« Les chevaux, c’est toute notre vie »

Reportage réalisé par Christine Hamon

Aux portes de Paris, sur la commune de Boissy-Saint-Léger (Val de Marne), vit une communauté d’un millier de personnes dont l’activité est méconnue du grand public. Une même passion les réunit : le cheval.
Jadis, une des plus belles chasses de France, le domaine de Grosbois est devenu en 1962 un centre international d’entraînement pour chevaux de courses de trot. Son château du 17ème siècle, ses trois lacs, ses allées boisées disséminées sur 430 hectares de verdure, sont autant d’appels à la rêverie. Derrière ce cadre idyllique se cache une discipline exigeante.

La grande transhumance

Régis Walajic, le régisseur du domaine, le confirme. L’activité est incessante. Pendant quatre mois, c’est ici que l’on entraîne les chevaux de courses pour le grand meeting d’hiver qui se déroule sur l’hippodrome de Vincennes à 20 km de là. La transhumance a lieu en novembre. Les familles quittent leur région pour investir Grosbois. Les entraîneurs effectuent plusieurs voyages pour emmener leurs chevaux sur le site. La valse des camions dure une semaine.
Avec son équipe de 38 personnes, le régisseur veille à ce que les 45 km de pistes d’entraînement soient toujours praticables. « Nous pouvons intervenir 24 heures sur 24, par tous les temps ». A Grosbois tout a été pensé pour le cheval, « nous possédons une clinique vétérinaire de pointe, et tout un arsenal d’installations pour améliorer les performances des chevaux » confirme Régis.
63 imposantes propriétés ont été bâties pour accueillir les entraîneurs et leur famille « Grosbois est un modèle unique au monde » affirme-il.

De rares instants de bonheur en famille

Du plus petit au plus grand, c’est la famille toute entière qui vit avec les chevaux.
Elliot n’a pas encore deux ans, ce matin, malgré le temps hivernal il est au sulky, assis sur les genoux de son papa, François Giard. Ce jeune entraîneur de 27 ans fait partie des quelques familles qui vivent toute l’année à Grosbois. « Ici, je suis locataire.

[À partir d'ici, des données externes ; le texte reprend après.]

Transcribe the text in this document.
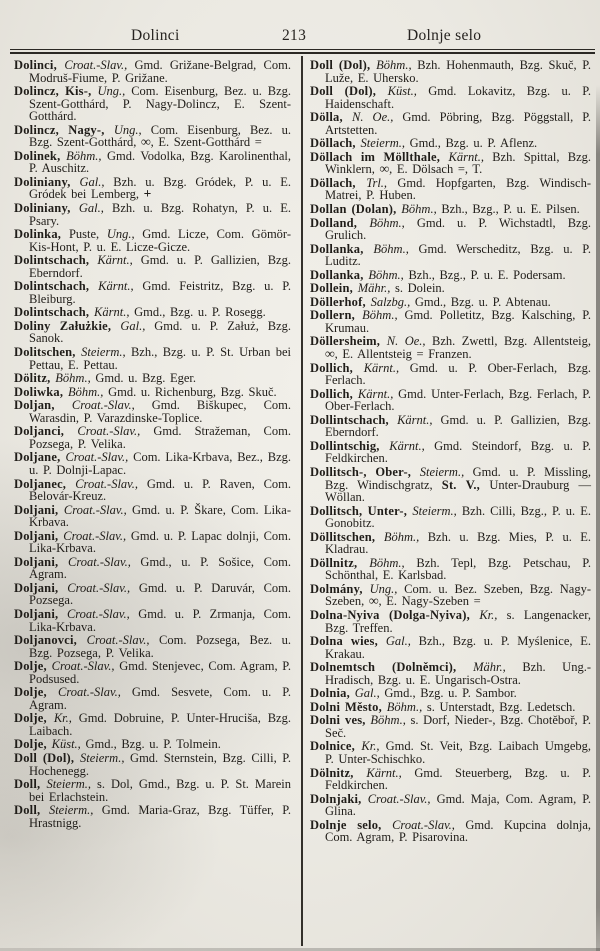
Dolinci	213	Dolnje selo

Dolinci, Croat.-Slav., Gmd. Grižane-Belgrad, Com. Modruš-Fiume, P. Grižane.

Dolincz, Kis-, Ung., Com. Eisenburg, Bez. u. Bzg. Szent-Gotthárd, P. Nagy-Dolincz, E. Szent-Gotthárd.

Dolincz, Nagy-, Ung., Com. Eisenburg, Bez. u. Bzg. Szent-Gotthárd, ∞, E. Szent-Gotthárd =

Dolinek, Böhm., Gmd. Vodolka, Bzg. Karolinenthal, P. Auschitz.

Doliniany, Gal., Bzh. u. Bzg. Gródek, P. u. E. Gródek bei Lemberg, +

Doliniany, Gal., Bzh. u. Bzg. Rohatyn, P. u. E. Psary.

Dolinka, Puste, Ung., Gmd. Licze, Com. Gömör-Kis-Hont, P. u. E. Licze-Gicze.

Dolintschach, Kärnt., Gmd. u. P. Gallizien, Bzg. Eberndorf.

Dolintschach, Kärnt., Gmd. Feistritz, Bzg. u. P. Bleiburg.

Dolintschach, Kärnt., Gmd., Bzg. u. P. Rosegg.

Doliny Załużkie, Gal., Gmd. u. P. Załuż, Bzg. Sanok.

Dolitschen, Steierm., Bzh., Bzg. u. P. St. Urban bei Pettau, E. Pettau.

Dölitz, Böhm., Gmd. u. Bzg. Eger.

Doliwka, Böhm., Gmd. u. Richenburg, Bzg. Skuč.

Doljan, Croat.-Slav., Gmd. Biškupec, Com. Warasdin, P. Varazdinske-Toplice.

Doljanci, Croat.-Slav., Gmd. Stražeman, Com. Pozsega, P. Velika.

Doljane, Croat.-Slav., Com. Lika-Krbava, Bez., Bzg. u. P. Dolnji-Lapac.

Doljanec, Croat.-Slav., Gmd. u. P. Raven, Com. Belovár-Kreuz.

Doljani, Croat.-Slav., Gmd. u. P. Škare, Com. Lika-Krbava.

Doljani, Croat.-Slav., Gmd. u. P. Lapac dolnji, Com. Lika-Krbava.

Doljani, Croat.-Slav., Gmd., u. P. Sošice, Com. Agram.

Doljani, Croat.-Slav., Gmd. u. P. Daruvár, Com. Pozsega.

Doljani, Croat.-Slav., Gmd. u. P. Zrmanja, Com. Lika-Krbava.

Doljanovci, Croat.-Slav., Com. Pozsega, Bez. u. Bzg. Pozsega, P. Velika.

Dolje, Croat.-Slav., Gmd. Stenjevec, Com. Agram, P. Podsused.

Dolje, Croat.-Slav., Gmd. Sesvete, Com. u. P. Agram.

Dolje, Kr., Gmd. Dobruine, P. Unter-Hruciša, Bzg. Laibach.

Dolje, Küst., Gmd., Bzg. u. P. Tolmein.

Doll (Dol), Steierm., Gmd. Sternstein, Bzg. Cilli, P. Hochenegg.

Doll, Steierm., s. Dol, Gmd., Bzg. u. P. St. Marein bei Erlachstein.

Doll, Steierm., Gmd. Maria-Graz, Bzg. Tüffer, P. Hrastnigg.

Doll (Dol), Böhm., Bzh. Hohenmauth, Bzg. Skuč, P. Luže, E. Uhersko.

Doll (Dol), Küst., Gmd. Lokavitz, Bzg. u. P. Haidenschaft.

Dölla, N. Oe., Gmd. Pöbring, Bzg. Pöggstall, P. Artstetten.

Döllach, Steierm., Gmd., Bzg. u. P. Aflenz.

Döllach im Möllthale, Kärnt., Bzh. Spittal, Bzg. Winklern, ∞, E. Dölsach =, T.

Döllach, Trl., Gmd. Hopfgarten, Bzg. Windisch-Matrei, P. Huben.

Dollan (Dolan), Böhm., Bzh., Bzg., P. u. E. Pilsen.

Dolland, Böhm., Gmd. u. P. Wichstadtl, Bzg. Grulich.

Dollanka, Böhm., Gmd. Werscheditz, Bzg. u. P. Luditz.

Dollanka, Böhm., Bzh., Bzg., P. u. E. Podersam.

Dollein, Mähr., s. Dolein.

Döllerhof, Salzbg., Gmd., Bzg. u. P. Abtenau.

Dollern, Böhm., Gmd. Polletitz, Bzg. Kalsching, P. Krumau.

Döllersheim, N. Oe., Bzh. Zwettl, Bzg. Allentsteig, ∞, E. Allentsteig = Franzen.

Dollich, Kärnt., Gmd. u. P. Ober-Ferlach, Bzg. Ferlach.

Dollich, Kärnt., Gmd. Unter-Ferlach, Bzg. Ferlach, P. Ober-Ferlach.

Dollintschach, Kärnt., Gmd. u. P. Gallizien, Bzg. Eberndorf.

Dollintschig, Kärnt., Gmd. Steindorf, Bzg. u. P. Feldkirchen.

Dollitsch-, Ober-, Steierm., Gmd. u. P. Missling, Bzg. Windischgratz, St. V., Unter-Drauburg — Wöllan.

Dollitsch, Unter-, Steierm., Bzh. Cilli, Bzg., P. u. E. Gonobitz.

Döllitschen, Böhm., Bzh. u. Bzg. Mies, P. u. E. Kladrau.

Döllnitz, Böhm., Bzh. Tepl, Bzg. Petschau, P. Schönthal, E. Karlsbad.

Dolmány, Ung., Com. u. Bez. Szeben, Bzg. Nagy-Szeben, ∞, E. Nagy-Szeben =

Dolna-Nyiva (Dolga-Nyiva), Kr., s. Langenacker, Bzg. Treffen.

Dolna wies, Gal., Bzh., Bzg. u. P. Myślenice, E. Krakau.

Dolnemtsch (Dolněmci), Mähr., Bzh. Ung.-Hradisch, Bzg. u. E. Ungarisch-Ostra.

Dolnia, Gal., Gmd., Bzg. u. P. Sambor.

Dolni Město, Böhm., s. Unterstadt, Bzg. Ledetsch.

Dolni ves, Böhm., s. Dorf, Nieder-, Bzg. Chotěboř, P. Seč.

Dolnice, Kr., Gmd. St. Veit, Bzg. Laibach Umgebg, P. Unter-Schischko.

Dölnitz, Kärnt., Gmd. Steuerberg, Bzg. u. P. Feldkirchen.

Dolnjaki, Croat.-Slav., Gmd. Maja, Com. Agram, P. Glina.

Dolnje selo, Croat.-Slav., Gmd. Kupcina dolnja, Com. Agram, P. Pisarovina.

Plus tard peut-être, si les affaires marchent bien, je pourrai être propriétaire de mon établissement à la campagne et avec ma famille je ne viendrai au domaine que pour le meeting ». Les trépidations du sulky bercent l’enfant, blotti contre son papa, Elliot s’endort. « C’est une manière d’être à ses côtés, de partager un moment ensemble » murmure François.
Les journées de travail sont longues dans ce métier. Installé depuis deux ans et demi, François ne peut pas se permettre d’embaucher du personnel. « Mes chevaux doivent être entrainés et soignés tous les jours. Ce sont des athlètes de haut niveau qui réclament beaucoup d’attention, souvent au détriment de ma famille» avoue-t-il. Plus souvent en compagnie de ses chevaux, chaque instant qu’il partage avec son fils est précieux.
Edwige, la maman d’Elliot, travaille aussi sur le domaine. Elle s’occupe de la communication au syndicat des entraîneurs. Ce samedi matin elle finalise la préparation du traditionnel Gala du trot qui accueille tous les ans plus de 300 personnes. Quand elle accompagne François sur l’hippodrome de Vincennes, c’est encore professionnel. Début décembre, cette jeune maman y organisait l’arbre de Noël pour les enfants des entraîneurs. Lorsque ce n’est pas le syndicat, ce sont les courses qui l’accaparent. Comme la plupart des femmes dans ce milieu, Edwige est régulièrement interpelée par les journalistes de la presse hippique.
Ces expertes, endossent régulièrement le costume d’attachée de presse.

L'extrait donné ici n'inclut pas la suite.